嫌な夢で目が覚める。朝7時半。モスクから今日もスピーカーで大きな歌が聞こえてくる。しかし、いつまでたっても音が鳴りやまない。いつもと何か違う。だいたい1時間くらいで礼拝のための歌は終わるのだが、今日は2時間たっても歌い続けている。祭りか何か行われているのかもしれないと思い、一応マイクを装着したカメラを持って出かけることにした。昨日の夜、友達のワンウェイから電話があったが、みんな喋り続けていて気が付かなかったので、取ることができていなかった。せっかくだから周りの環境や、今流れている歌なんかを聞かせてあげようと思い、ビデオ通話をしながら出かけた。
音が聞こえるほうに近づいていくと、モスクからではなく、家からの音だった。庭先に大きいスピーカーが二台置かれていて、大音量で歌を歌っていた。その時は、何が置きているのか分からなかったのだが、後から聞いてみると、葬式のような儀式だったようだ。コーランを最初から最後まで読み上げるんだよと言っていた。全部読むには交代しながら丸一日かかるそうだ。ご近所の人にも助けてもらいながら歌を歌い続け、交代するタイミングでご飯をふるまい一緒に弔うそうだ。日本の葬儀は、とてもシンプルになってしまっていて、僕は前から納得できていない。うんこを流すように葬式をすると感じている。社会の道徳や倫理を定着させるには、葬儀はなるべく丁寧に行えるような社会に変わっていく必要だあると思う。祖母が亡くなったとき、全くの灰になった姿を見て、物質としては完全に消えて無くなったような気がした。土葬であれば、そういう風には感じないだろう。僕は、火葬か土葬かは少なくとも選べるべきだと思う。土葬で弔う場所では、きっといつまでも、亡くなった人の存在を感じるのではないか。火葬にして全て消してしまうから、きっと日本にはお化けも火の玉もいなくなってしまった。今滞在している地域は、土葬だし、葬儀も長い時間をかけて自宅で行われているので、今の日本の状況とは全く違うなと思った。コミュニティの繋がりの強さは、こういうところで養われているに違いない。日本は、全てが灰のようにライトな軽い繋がりであるからこそ、時折、公共性を損ねるような苦情が行われ、文化が縮小してきている。公園なんて誰も使うことができない。僕の故郷では、年にたった一度の除夜の鐘さえ、一人の苦情により廃止された。ここでは、いたるとこらから、毎日5回も、礼拝のための歌が大音量で流れている。誰も文句は言わない。この差は、信仰心の差だろうか。そうではないように思う。実際、ここには酒を飲むムスリムも多くいるのだ。

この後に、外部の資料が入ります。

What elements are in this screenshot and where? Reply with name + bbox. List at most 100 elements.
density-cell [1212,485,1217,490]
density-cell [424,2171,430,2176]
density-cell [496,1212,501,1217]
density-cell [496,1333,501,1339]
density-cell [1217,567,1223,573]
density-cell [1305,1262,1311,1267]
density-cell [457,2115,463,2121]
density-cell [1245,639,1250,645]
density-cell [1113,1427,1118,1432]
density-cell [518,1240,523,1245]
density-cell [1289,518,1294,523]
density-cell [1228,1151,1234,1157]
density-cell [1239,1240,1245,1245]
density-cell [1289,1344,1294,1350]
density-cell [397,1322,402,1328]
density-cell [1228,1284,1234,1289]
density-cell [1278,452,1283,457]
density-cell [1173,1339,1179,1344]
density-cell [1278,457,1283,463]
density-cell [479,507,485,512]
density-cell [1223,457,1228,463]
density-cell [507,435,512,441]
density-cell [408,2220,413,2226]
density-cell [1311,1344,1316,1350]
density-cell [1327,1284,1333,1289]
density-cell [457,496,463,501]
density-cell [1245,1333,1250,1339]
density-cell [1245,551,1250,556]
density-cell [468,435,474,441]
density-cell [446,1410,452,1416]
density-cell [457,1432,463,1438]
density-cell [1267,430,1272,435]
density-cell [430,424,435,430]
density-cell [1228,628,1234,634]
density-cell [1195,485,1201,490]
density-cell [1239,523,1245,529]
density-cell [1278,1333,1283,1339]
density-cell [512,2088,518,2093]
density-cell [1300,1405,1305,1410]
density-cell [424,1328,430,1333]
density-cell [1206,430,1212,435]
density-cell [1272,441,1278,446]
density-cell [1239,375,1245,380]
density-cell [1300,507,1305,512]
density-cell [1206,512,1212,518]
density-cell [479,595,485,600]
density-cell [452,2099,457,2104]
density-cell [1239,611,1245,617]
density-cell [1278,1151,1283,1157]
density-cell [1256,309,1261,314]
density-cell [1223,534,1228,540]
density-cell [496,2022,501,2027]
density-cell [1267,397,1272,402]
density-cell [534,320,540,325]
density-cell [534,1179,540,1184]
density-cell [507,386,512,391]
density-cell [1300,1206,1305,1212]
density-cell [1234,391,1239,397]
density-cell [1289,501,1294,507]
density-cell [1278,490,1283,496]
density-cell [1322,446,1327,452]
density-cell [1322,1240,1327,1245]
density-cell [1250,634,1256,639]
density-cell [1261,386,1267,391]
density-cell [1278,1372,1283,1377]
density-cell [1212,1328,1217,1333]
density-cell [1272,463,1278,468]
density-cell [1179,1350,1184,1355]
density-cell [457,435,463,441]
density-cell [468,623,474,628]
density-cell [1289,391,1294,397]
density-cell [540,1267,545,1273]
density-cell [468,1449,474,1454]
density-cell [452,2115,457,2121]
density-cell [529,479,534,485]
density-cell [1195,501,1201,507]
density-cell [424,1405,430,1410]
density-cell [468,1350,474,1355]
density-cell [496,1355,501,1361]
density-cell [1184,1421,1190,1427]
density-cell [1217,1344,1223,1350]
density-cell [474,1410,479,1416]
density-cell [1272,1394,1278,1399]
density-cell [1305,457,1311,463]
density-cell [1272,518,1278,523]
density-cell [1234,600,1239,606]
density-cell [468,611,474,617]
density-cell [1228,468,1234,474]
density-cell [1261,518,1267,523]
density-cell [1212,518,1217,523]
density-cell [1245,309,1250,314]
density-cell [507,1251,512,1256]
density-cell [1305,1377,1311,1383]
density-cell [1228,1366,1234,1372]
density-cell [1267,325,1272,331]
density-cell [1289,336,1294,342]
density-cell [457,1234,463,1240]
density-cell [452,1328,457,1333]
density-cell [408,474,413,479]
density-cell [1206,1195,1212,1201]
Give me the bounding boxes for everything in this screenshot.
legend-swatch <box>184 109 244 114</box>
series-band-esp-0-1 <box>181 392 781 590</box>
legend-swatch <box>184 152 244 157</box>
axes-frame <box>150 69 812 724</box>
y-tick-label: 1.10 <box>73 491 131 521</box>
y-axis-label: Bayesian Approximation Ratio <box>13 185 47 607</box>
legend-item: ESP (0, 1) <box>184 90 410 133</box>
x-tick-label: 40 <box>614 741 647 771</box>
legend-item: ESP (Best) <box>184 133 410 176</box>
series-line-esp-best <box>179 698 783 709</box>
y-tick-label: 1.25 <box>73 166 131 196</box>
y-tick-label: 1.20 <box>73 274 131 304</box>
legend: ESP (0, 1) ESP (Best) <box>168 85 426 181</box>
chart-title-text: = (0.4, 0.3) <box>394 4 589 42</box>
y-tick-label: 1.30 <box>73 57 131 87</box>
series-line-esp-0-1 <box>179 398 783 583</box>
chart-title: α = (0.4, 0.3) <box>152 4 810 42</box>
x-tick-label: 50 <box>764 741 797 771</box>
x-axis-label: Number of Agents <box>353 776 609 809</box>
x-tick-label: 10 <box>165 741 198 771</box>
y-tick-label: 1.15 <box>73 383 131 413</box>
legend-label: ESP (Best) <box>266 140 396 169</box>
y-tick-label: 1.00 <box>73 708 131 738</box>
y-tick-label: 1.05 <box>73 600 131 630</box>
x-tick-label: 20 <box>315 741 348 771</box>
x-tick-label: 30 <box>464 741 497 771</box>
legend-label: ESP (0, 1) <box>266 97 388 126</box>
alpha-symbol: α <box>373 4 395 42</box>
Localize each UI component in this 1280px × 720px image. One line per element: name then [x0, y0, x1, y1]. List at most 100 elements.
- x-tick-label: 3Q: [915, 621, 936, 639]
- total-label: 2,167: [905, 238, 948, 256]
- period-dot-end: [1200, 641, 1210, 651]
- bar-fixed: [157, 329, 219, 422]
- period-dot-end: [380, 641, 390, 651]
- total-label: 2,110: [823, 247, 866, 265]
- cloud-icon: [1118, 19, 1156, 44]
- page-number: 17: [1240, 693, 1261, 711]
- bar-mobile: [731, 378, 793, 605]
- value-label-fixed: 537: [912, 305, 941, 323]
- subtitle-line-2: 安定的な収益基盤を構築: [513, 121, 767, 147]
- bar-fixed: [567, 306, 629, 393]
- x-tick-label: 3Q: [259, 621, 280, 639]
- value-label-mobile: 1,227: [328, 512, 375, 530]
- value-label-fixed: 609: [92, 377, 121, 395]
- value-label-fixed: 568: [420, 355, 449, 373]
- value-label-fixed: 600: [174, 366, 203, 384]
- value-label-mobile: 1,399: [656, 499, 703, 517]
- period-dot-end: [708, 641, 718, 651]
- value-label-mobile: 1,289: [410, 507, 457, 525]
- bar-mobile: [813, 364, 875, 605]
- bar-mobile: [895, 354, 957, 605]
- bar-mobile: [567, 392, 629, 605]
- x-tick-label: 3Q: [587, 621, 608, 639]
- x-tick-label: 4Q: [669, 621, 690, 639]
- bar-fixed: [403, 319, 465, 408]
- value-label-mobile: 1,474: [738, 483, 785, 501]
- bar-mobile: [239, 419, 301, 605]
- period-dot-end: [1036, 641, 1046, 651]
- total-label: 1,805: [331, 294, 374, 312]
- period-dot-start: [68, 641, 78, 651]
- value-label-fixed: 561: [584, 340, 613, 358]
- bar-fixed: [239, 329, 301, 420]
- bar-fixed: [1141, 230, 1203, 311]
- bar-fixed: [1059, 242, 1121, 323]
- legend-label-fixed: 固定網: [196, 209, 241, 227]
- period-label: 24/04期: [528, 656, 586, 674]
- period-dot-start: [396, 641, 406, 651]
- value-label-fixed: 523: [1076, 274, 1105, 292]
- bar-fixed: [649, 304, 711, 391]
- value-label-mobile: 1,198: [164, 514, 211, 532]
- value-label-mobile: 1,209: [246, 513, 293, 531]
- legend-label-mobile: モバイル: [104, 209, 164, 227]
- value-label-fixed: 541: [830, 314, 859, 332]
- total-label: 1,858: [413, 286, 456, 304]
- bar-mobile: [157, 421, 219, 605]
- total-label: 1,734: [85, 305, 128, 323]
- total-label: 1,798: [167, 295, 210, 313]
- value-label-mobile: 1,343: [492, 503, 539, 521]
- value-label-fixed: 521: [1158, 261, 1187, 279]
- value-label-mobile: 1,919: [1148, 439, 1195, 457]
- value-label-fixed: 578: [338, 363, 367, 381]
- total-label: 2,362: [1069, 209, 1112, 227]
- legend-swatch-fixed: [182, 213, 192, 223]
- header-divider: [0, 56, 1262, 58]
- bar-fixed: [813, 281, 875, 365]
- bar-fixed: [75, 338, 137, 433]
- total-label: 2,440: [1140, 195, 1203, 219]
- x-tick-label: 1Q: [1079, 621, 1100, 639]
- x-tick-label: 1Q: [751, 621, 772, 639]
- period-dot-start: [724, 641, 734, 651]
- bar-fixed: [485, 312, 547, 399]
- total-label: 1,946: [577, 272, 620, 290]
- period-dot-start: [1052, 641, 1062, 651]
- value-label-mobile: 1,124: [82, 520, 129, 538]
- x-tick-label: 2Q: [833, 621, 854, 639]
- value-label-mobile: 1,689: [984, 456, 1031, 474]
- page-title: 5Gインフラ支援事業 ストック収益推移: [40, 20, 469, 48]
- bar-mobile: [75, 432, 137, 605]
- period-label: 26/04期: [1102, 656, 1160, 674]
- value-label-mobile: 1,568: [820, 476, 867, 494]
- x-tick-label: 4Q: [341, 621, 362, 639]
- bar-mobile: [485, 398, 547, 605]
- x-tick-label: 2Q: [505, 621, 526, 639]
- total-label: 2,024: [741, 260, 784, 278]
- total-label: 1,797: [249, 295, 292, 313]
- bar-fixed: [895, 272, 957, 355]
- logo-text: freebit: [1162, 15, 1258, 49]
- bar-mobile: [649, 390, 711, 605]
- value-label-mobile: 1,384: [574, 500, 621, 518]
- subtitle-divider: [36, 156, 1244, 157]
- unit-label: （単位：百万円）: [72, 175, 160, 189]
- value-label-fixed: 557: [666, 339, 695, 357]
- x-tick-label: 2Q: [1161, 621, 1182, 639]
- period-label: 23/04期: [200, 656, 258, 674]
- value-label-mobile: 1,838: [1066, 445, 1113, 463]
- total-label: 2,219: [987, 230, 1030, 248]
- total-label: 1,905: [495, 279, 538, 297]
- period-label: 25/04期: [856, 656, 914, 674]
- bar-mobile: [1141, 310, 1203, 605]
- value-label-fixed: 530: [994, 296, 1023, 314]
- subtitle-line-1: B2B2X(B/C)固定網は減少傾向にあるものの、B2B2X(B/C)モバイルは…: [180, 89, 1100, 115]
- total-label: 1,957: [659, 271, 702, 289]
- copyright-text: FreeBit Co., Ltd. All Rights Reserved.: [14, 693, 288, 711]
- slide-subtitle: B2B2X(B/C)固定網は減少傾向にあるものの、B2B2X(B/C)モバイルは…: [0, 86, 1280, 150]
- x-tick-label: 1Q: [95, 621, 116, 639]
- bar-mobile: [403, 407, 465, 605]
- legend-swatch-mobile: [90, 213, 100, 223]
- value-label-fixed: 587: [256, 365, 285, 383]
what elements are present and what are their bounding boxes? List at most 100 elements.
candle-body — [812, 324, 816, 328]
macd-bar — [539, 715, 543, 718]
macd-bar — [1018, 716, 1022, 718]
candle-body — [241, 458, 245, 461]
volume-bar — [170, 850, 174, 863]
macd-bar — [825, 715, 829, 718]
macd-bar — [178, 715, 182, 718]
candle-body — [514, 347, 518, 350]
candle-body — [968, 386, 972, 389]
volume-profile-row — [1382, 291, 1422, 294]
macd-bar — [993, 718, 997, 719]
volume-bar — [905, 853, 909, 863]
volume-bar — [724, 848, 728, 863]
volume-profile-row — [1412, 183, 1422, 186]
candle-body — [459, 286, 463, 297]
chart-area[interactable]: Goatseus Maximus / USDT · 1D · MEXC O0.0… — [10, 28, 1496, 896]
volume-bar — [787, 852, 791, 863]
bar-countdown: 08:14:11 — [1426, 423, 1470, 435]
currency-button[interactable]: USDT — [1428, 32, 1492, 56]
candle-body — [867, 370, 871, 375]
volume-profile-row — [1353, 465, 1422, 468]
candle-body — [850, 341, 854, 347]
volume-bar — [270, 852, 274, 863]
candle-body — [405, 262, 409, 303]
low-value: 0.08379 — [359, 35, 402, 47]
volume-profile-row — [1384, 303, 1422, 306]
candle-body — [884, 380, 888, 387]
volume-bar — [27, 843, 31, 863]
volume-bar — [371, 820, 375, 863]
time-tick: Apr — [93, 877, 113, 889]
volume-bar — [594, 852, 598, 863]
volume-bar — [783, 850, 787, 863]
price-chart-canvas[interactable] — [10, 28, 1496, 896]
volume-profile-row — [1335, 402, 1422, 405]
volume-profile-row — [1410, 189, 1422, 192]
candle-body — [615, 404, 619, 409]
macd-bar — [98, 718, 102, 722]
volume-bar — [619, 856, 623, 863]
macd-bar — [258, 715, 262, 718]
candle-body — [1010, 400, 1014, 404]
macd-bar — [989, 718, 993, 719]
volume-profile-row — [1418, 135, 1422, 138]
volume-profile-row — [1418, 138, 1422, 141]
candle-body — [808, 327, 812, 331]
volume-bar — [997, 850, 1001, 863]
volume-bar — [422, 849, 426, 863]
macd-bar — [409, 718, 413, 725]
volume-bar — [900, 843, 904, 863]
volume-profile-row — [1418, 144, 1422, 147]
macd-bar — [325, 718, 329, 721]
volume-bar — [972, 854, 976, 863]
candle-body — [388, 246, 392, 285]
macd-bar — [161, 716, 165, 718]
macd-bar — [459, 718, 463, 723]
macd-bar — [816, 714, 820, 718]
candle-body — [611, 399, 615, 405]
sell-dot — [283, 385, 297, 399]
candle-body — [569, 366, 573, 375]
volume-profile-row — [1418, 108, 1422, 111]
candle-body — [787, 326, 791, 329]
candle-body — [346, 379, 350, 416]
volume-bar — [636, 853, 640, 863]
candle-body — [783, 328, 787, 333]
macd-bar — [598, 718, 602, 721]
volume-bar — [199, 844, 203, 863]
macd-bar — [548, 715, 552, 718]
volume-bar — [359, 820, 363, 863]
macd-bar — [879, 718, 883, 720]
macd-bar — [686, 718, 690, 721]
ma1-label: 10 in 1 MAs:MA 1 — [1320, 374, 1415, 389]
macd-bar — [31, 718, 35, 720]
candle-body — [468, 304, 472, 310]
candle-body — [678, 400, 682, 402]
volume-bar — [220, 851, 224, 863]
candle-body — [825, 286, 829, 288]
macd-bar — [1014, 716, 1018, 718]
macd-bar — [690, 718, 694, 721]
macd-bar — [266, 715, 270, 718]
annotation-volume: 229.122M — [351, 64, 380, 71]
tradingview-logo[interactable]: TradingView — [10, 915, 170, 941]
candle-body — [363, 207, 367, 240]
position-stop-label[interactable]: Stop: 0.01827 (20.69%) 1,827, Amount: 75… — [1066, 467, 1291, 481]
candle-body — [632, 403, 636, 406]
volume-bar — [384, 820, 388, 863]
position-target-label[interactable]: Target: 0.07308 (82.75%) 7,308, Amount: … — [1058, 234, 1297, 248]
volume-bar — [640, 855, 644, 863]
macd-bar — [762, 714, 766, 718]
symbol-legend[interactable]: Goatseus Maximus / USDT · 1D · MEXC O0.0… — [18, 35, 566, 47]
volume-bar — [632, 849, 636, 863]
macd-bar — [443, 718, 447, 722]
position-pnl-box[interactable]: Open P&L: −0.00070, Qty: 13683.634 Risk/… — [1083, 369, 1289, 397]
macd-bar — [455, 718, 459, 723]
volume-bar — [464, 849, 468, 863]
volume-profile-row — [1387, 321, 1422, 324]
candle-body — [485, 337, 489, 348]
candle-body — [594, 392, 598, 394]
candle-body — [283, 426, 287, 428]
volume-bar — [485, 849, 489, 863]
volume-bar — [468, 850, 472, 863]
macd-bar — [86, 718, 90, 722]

ワンウェイに、滞在先の施設や、道路の鶏や牛、それから海なんかを見せた。滞在先に戻って、約1時間くらい、たわいもないことを喋っていたら、Prewanganのメンバーの一人が、コーヒーを飲みに行こうと誘いに来てくれた。ちょうど喋っていたから、ワンウェイを彼に紹介した。ワンウェイは、僕が中国の重慶に行っていた時の親友で、僕が参加していたオルガンハウスというレジデンス施設のアシスタントキュレーターを当時はしていた。たぶん、ここの雰囲気と、重慶は合うと思うので、Prewanganも重慶に行ってみて欲しいと思った。